On 12/12/13 01:56, bearophile wrote:
Look better, Julia aims also at partially replacing Python as golden glue in scientific computing, and it seems to have some of the numbers for it. It's statically typed, it has type inferencing, a refined type system with multi-methods and more, and a good LLVM-based JIT (that's in my benchmarks produces a performance no more than 2-4 times slower than D compiled with ldc2. If you compile D with dmd Julia is often faster for FP-heavy code. This means it's much faster than any Python code).
Is that taking into account stuff like NumPy/SciPy which is C underneath and (according to colleagues who use it; I don't) super-fast?
It's better than Matlab about as much as D is better than C, and it's already better than Python for some things :-) And Julia is currently much more flexible than D (there's a REPL, lot of scientific routines in the std lib, and the JIT).

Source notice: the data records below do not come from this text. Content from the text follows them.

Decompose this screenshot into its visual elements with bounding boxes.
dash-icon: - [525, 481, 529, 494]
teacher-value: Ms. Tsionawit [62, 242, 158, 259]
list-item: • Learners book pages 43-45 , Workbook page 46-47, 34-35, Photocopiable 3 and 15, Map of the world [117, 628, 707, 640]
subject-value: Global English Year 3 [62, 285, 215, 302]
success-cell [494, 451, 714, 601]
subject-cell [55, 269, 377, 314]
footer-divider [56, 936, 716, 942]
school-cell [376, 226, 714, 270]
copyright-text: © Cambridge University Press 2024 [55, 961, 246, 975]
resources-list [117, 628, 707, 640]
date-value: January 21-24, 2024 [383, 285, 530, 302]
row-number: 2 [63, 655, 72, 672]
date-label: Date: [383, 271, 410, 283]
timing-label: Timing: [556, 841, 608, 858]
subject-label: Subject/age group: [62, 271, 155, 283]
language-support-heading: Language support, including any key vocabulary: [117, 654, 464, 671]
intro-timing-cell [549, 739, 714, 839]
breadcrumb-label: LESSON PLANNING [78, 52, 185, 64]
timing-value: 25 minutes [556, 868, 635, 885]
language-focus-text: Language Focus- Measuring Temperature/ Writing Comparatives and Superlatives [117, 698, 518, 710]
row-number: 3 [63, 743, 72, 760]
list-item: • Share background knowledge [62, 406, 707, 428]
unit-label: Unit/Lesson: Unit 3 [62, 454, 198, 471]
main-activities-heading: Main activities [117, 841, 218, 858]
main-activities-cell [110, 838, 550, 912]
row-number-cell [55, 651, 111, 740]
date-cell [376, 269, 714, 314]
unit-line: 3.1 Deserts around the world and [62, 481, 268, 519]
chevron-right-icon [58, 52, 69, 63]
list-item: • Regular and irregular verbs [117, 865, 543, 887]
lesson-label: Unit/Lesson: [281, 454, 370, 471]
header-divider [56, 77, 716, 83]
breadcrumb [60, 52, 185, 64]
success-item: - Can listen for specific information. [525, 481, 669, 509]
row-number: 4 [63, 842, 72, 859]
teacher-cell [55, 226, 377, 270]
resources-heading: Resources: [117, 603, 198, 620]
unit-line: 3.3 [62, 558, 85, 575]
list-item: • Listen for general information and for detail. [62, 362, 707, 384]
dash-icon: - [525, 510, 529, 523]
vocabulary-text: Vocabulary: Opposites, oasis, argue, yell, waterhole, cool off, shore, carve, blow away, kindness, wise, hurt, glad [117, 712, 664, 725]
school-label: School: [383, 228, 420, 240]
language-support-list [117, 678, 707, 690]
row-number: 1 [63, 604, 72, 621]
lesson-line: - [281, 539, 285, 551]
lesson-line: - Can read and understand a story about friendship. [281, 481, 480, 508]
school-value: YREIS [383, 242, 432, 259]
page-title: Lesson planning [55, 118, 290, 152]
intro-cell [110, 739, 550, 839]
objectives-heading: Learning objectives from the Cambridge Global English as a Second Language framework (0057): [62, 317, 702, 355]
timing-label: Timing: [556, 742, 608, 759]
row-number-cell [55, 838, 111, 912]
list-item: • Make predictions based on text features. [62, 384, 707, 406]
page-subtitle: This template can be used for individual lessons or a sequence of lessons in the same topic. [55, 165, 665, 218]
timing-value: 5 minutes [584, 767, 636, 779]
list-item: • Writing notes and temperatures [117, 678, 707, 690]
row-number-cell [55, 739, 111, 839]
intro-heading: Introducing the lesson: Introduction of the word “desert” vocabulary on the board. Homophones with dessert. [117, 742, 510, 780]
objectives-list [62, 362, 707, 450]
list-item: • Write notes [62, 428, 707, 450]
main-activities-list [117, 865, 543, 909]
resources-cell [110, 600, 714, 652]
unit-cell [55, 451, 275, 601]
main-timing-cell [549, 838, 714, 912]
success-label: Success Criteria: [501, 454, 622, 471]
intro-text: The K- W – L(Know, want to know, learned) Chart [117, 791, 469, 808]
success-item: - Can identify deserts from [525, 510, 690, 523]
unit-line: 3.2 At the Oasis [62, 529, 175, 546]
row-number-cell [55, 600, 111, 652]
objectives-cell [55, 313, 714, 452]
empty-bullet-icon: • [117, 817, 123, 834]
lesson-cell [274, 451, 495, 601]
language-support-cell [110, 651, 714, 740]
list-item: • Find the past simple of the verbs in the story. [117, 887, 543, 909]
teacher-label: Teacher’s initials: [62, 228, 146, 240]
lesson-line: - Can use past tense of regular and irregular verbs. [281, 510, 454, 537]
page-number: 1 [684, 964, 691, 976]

In two years its easy to write code has allowed lot of people to write more standard library than D community has done in 7 years.

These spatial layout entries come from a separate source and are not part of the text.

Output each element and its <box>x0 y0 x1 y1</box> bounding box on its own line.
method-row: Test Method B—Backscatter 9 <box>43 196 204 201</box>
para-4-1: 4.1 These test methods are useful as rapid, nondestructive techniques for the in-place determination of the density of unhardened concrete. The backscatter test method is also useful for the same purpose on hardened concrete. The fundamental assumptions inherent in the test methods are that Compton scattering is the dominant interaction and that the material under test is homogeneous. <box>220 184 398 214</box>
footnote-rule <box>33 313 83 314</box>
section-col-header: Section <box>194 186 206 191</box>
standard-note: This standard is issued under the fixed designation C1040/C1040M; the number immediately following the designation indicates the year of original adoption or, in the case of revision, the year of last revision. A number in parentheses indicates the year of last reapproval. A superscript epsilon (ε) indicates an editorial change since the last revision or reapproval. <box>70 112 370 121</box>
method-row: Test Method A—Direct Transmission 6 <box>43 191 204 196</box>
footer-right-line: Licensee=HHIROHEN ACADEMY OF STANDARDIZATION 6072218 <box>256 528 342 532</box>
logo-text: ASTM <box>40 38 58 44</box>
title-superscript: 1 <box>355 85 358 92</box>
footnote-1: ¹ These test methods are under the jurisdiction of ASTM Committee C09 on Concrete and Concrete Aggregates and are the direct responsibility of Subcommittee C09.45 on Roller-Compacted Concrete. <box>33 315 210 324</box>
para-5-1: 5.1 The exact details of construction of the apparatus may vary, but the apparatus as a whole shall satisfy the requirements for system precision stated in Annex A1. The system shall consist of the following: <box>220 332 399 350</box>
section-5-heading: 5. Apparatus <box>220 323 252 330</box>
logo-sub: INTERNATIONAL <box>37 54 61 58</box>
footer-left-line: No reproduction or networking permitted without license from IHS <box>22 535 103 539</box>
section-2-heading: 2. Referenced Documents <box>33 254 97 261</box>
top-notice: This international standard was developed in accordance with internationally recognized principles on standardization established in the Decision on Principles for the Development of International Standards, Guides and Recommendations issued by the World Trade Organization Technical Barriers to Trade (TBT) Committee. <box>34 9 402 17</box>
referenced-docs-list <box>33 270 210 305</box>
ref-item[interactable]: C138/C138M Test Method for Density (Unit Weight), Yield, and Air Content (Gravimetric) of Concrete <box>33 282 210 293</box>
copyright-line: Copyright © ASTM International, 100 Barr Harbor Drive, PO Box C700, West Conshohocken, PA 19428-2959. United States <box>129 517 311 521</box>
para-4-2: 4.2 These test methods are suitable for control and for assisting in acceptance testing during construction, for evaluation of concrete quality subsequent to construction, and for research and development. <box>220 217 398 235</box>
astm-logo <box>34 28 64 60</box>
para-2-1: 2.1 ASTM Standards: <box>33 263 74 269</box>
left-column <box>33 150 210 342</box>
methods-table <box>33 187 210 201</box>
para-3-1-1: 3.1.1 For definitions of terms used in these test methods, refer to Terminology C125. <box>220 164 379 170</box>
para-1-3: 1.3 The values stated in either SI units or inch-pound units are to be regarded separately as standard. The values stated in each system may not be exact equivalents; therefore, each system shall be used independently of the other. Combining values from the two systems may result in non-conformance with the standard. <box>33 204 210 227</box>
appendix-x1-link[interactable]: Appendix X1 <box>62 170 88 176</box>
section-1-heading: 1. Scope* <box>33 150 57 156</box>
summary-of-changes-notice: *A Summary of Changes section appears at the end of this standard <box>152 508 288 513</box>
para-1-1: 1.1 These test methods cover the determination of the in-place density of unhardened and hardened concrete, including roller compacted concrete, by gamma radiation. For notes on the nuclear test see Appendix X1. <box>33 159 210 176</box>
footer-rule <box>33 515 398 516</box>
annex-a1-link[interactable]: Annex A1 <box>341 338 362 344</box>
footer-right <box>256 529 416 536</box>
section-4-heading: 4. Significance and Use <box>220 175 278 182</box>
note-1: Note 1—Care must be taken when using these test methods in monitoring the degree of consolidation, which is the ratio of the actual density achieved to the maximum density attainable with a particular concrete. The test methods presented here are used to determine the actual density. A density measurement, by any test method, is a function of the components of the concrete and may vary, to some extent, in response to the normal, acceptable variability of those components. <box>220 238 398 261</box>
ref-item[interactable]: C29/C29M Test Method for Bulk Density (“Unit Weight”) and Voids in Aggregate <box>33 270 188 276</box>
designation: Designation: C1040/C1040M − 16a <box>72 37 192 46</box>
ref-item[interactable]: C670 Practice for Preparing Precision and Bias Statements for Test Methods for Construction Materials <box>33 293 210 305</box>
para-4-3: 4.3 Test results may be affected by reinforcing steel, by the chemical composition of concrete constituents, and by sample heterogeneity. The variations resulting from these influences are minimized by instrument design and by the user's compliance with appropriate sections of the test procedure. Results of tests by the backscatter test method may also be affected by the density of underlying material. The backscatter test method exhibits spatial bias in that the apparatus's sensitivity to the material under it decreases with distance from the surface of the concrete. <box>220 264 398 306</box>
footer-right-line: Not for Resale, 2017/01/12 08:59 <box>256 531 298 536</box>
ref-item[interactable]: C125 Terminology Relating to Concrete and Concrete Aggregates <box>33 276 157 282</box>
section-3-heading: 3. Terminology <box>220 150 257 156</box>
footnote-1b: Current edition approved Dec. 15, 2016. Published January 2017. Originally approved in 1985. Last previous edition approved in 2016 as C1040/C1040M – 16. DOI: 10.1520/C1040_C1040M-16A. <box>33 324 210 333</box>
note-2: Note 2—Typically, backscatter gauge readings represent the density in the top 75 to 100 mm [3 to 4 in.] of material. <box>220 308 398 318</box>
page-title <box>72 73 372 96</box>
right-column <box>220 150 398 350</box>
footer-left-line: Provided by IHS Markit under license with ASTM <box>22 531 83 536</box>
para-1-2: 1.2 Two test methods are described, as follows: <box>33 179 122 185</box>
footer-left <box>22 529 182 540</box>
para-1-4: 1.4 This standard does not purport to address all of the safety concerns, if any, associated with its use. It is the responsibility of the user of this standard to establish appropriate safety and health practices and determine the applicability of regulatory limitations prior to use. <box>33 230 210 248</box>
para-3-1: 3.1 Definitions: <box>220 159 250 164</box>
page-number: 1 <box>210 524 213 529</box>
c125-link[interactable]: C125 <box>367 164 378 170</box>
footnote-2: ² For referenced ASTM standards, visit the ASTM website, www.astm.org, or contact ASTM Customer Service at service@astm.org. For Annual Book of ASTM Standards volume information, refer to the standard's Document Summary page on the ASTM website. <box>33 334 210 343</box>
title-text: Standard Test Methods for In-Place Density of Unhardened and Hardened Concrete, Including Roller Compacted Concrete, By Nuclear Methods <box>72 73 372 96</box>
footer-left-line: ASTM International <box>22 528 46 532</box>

Interesting. I did take a look at Julia after discovering that a colleague used it; it certainly has many friendly features, but I found myself worrying that some of the "easy" mathematical notation might very readily lend itself to unfortunate typos that in turn would generate bugs and wrong results.
That said, when it comes to stuff like MATLAB/Octave you are often not writing extended code bases but short and easy stuff for data analysis, so there is much less need for concern over this kind of thing. I imagine the same might apply to Julia, which at the same time looks like it should make it easier to develop larger-scale stuff if it's wanted, despite the things I'm worried about.